His political power is something else again. Since the dissolution of Parliament and the establishment of the panchayat system, factions and controversies have sprung up. The King has countered with repression. Critics of the government are often jailed in midnight raids, no political meetings are allowed, and gatherings of any size are suspect. A strong Communist movement does exist, and many students are Maoists. This side of Nepal's political life was hidden from view during the wedding. Guests were discouraged from meeting liberals or other "controversial" individuals, and questions about political prisoners were fended off.

There has been some student unrest in Nepal, but the issues are confused. It is clear, though, that satisfactory opportunities for university graduates are few. The bureaucracy has stopped expanding, industry is too underdeveloped, and teaching pays poorly. There are complaints in the university about the faculty and the examination system. Nepal has one university, Tribhuvan University, and several colleges. Young men and women often receive overseas education if they are wealthy enough. Both the Crown Prince and Princess received their early education at Darjeeling. The Prince was also educated at Eton, the University of Tokyo, and Harvard. He has been prepared for a kingship that is difficult to predict. King Mahendra is skillful in balancing factions—he is called a "Tammany Hall" politician. Birendra will be a gentler, perhaps more subtle king, but equally skilled.
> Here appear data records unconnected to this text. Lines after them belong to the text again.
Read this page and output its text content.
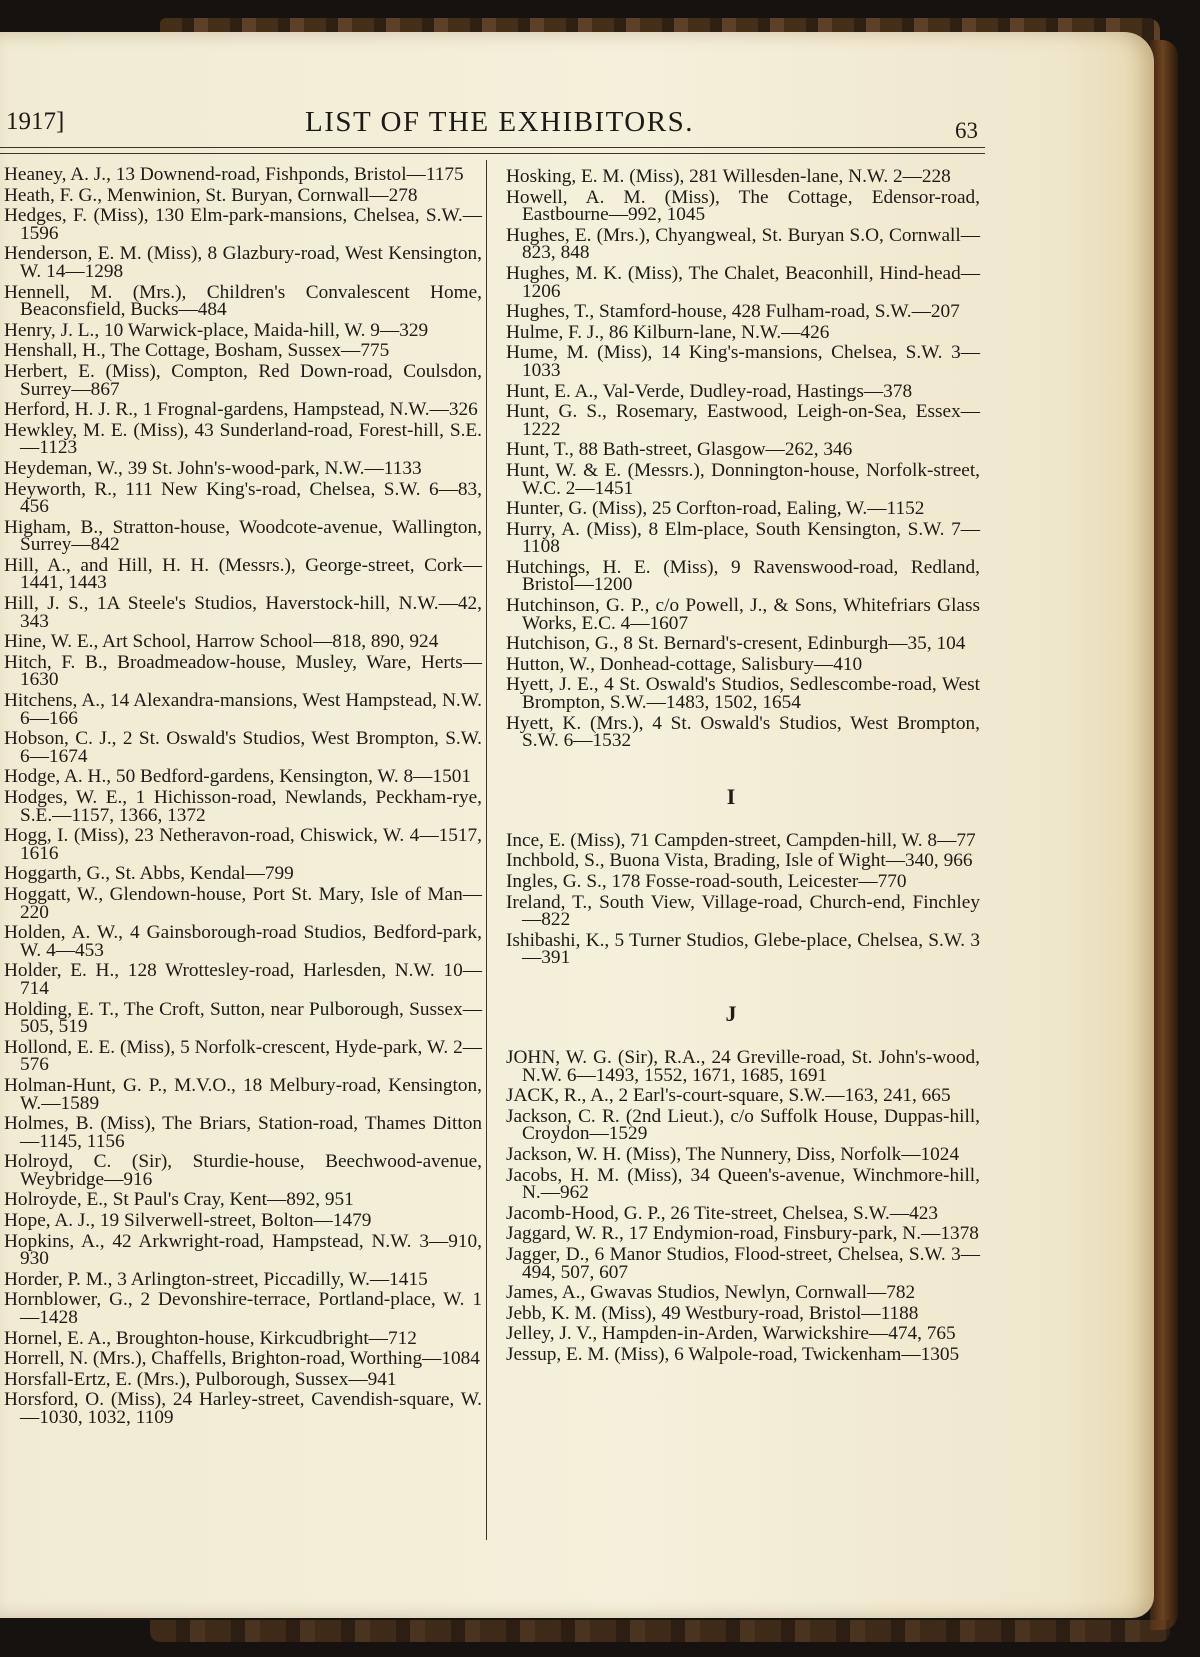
1917]	LIST OF THE EXHIBITORS.	63

Heaney, A. J., 13 Downend-road, Fishponds, Bristol—1175

Heath, F. G., Menwinion, St. Buryan, Cornwall—278

Hedges, F. (Miss), 130 Elm-park-mansions, Chelsea, S.W.—1596

Henderson, E. M. (Miss), 8 Glazbury-road, West Kensington, W. 14—1298

Hennell, M. (Mrs.), Children's Convalescent Home, Beaconsfield, Bucks—484

Henry, J. L., 10 Warwick-place, Maida-hill, W. 9—329

Henshall, H., The Cottage, Bosham, Sussex—775

Herbert, E. (Miss), Compton, Red Down-road, Coulsdon, Surrey—867

Herford, H. J. R., 1 Frognal-gardens, Hampstead, N.W.—326

Hewkley, M. E. (Miss), 43 Sunderland-road, Forest-hill, S.E.—1123

Heydeman, W., 39 St. John's-wood-park, N.W.—1133

Heyworth, R., 111 New King's-road, Chelsea, S.W. 6—83, 456

Higham, B., Stratton-house, Woodcote-avenue, Wallington, Surrey—842

Hill, A., and Hill, H. H. (Messrs.), George-street, Cork—1441, 1443

Hill, J. S., 1A Steele's Studios, Haverstock-hill, N.W.—42, 343

Hine, W. E., Art School, Harrow School—818, 890, 924

Hitch, F. B., Broadmeadow-house, Musley, Ware, Herts—1630

Hitchens, A., 14 Alexandra-mansions, West Hampstead, N.W. 6—166

Hobson, C. J., 2 St. Oswald's Studios, West Brompton, S.W. 6—1674

Hodge, A. H., 50 Bedford-gardens, Kensington, W. 8—1501

Hodges, W. E., 1 Hichisson-road, Newlands, Peckham-rye, S.E.—1157, 1366, 1372

Hogg, I. (Miss), 23 Netheravon-road, Chiswick, W. 4—1517, 1616

Hoggarth, G., St. Abbs, Kendal—799

Hoggatt, W., Glendown-house, Port St. Mary, Isle of Man—220

Holden, A. W., 4 Gainsborough-road Studios, Bedford-park, W. 4—453

Holder, E. H., 128 Wrottesley-road, Harlesden, N.W. 10—714

Holding, E. T., The Croft, Sutton, near Pulborough, Sussex—505, 519

Hollond, E. E. (Miss), 5 Norfolk-crescent, Hyde-park, W. 2—576

Holman-Hunt, G. P., M.V.O., 18 Melbury-road, Kensington, W.—1589

Holmes, B. (Miss), The Briars, Station-road, Thames Ditton—1145, 1156

Holroyd, C. (Sir), Sturdie-house, Beechwood-avenue, Weybridge—916

Holroyde, E., St Paul's Cray, Kent—892, 951

Hope, A. J., 19 Silverwell-street, Bolton—1479

Hopkins, A., 42 Arkwright-road, Hampstead, N.W. 3—910, 930

Horder, P. M., 3 Arlington-street, Piccadilly, W.—1415

Hornblower, G., 2 Devonshire-terrace, Portland-place, W. 1—1428

Hornel, E. A., Broughton-house, Kirkcudbright—712

Horrell, N. (Mrs.), Chaffells, Brighton-road, Worthing—1084

Horsfall-Ertz, E. (Mrs.), Pulborough, Sussex—941

Horsford, O. (Miss), 24 Harley-street, Cavendish-square, W.—1030, 1032, 1109

Hosking, E. M. (Miss), 281 Willesden-lane, N.W. 2—228

Howell, A. M. (Miss), The Cottage, Edensor-road, Eastbourne—992, 1045

Hughes, E. (Mrs.), Chyangweal, St. Buryan S.O, Cornwall—823, 848

Hughes, M. K. (Miss), The Chalet, Beaconhill, Hind-head—1206

Hughes, T., Stamford-house, 428 Fulham-road, S.W.—207

Hulme, F. J., 86 Kilburn-lane, N.W.—426

Hume, M. (Miss), 14 King's-mansions, Chelsea, S.W. 3—1033

Hunt, E. A., Val-Verde, Dudley-road, Hastings—378

Hunt, G. S., Rosemary, Eastwood, Leigh-on-Sea, Essex—1222

Hunt, T., 88 Bath-street, Glasgow—262, 346

Hunt, W. & E. (Messrs.), Donnington-house, Norfolk-street, W.C. 2—1451

Hunter, G. (Miss), 25 Corfton-road, Ealing, W.—1152

Hurry, A. (Miss), 8 Elm-place, South Kensington, S.W. 7—1108

Hutchings, H. E. (Miss), 9 Ravenswood-road, Redland, Bristol—1200

Hutchinson, G. P., c/o Powell, J., & Sons, Whitefriars Glass Works, E.C. 4—1607

Hutchison, G., 8 St. Bernard's-cresent, Edinburgh—35, 104

Hutton, W., Donhead-cottage, Salisbury—410

Hyett, J. E., 4 St. Oswald's Studios, Sedlescombe-road, West Brompton, S.W.—1483, 1502, 1654

Hyett, K. (Mrs.), 4 St. Oswald's Studios, West Brompton, S.W. 6—1532

I

Ince, E. (Miss), 71 Campden-street, Campden-hill, W. 8—77

Inchbold, S., Buona Vista, Brading, Isle of Wight—340, 966

Ingles, G. S., 178 Fosse-road-south, Leicester—770

Ireland, T., South View, Village-road, Church-end, Finchley—822

Ishibashi, K., 5 Turner Studios, Glebe-place, Chelsea, S.W. 3—391

J

JOHN, W. G. (Sir), R.A., 24 Greville-road, St. John's-wood, N.W. 6—1493, 1552, 1671, 1685, 1691

JACK, R., A., 2 Earl's-court-square, S.W.—163, 241, 665

Jackson, C. R. (2nd Lieut.), c/o Suffolk House, Duppas-hill, Croydon—1529

Jackson, W. H. (Miss), The Nunnery, Diss, Norfolk—1024

Jacobs, H. M. (Miss), 34 Queen's-avenue, Winchmore-hill, N.—962

Jacomb-Hood, G. P., 26 Tite-street, Chelsea, S.W.—423

Jaggard, W. R., 17 Endymion-road, Finsbury-park, N.—1378

Jagger, D., 6 Manor Studios, Flood-street, Chelsea, S.W. 3—494, 507, 607

James, A., Gwavas Studios, Newlyn, Cornwall—782

Jebb, K. M. (Miss), 49 Westbury-road, Bristol—1188

Jelley, J. V., Hampden-in-Arden, Warwickshire—474, 765

Jessup, E. M. (Miss), 6 Walpole-road, Twickenham—1305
Nepal presents problems to a God-King unsure of his charisma. A strong, confident man could, at least for the present, maintain the country's unsure balance between India and China, finance the beginnings of industrialization, and provide a focus of national pride and common feeling for the multiracial, multilingual people of the mountainsides and distant valleys of Nepal. In Nepal, greater incongruities have been resolved.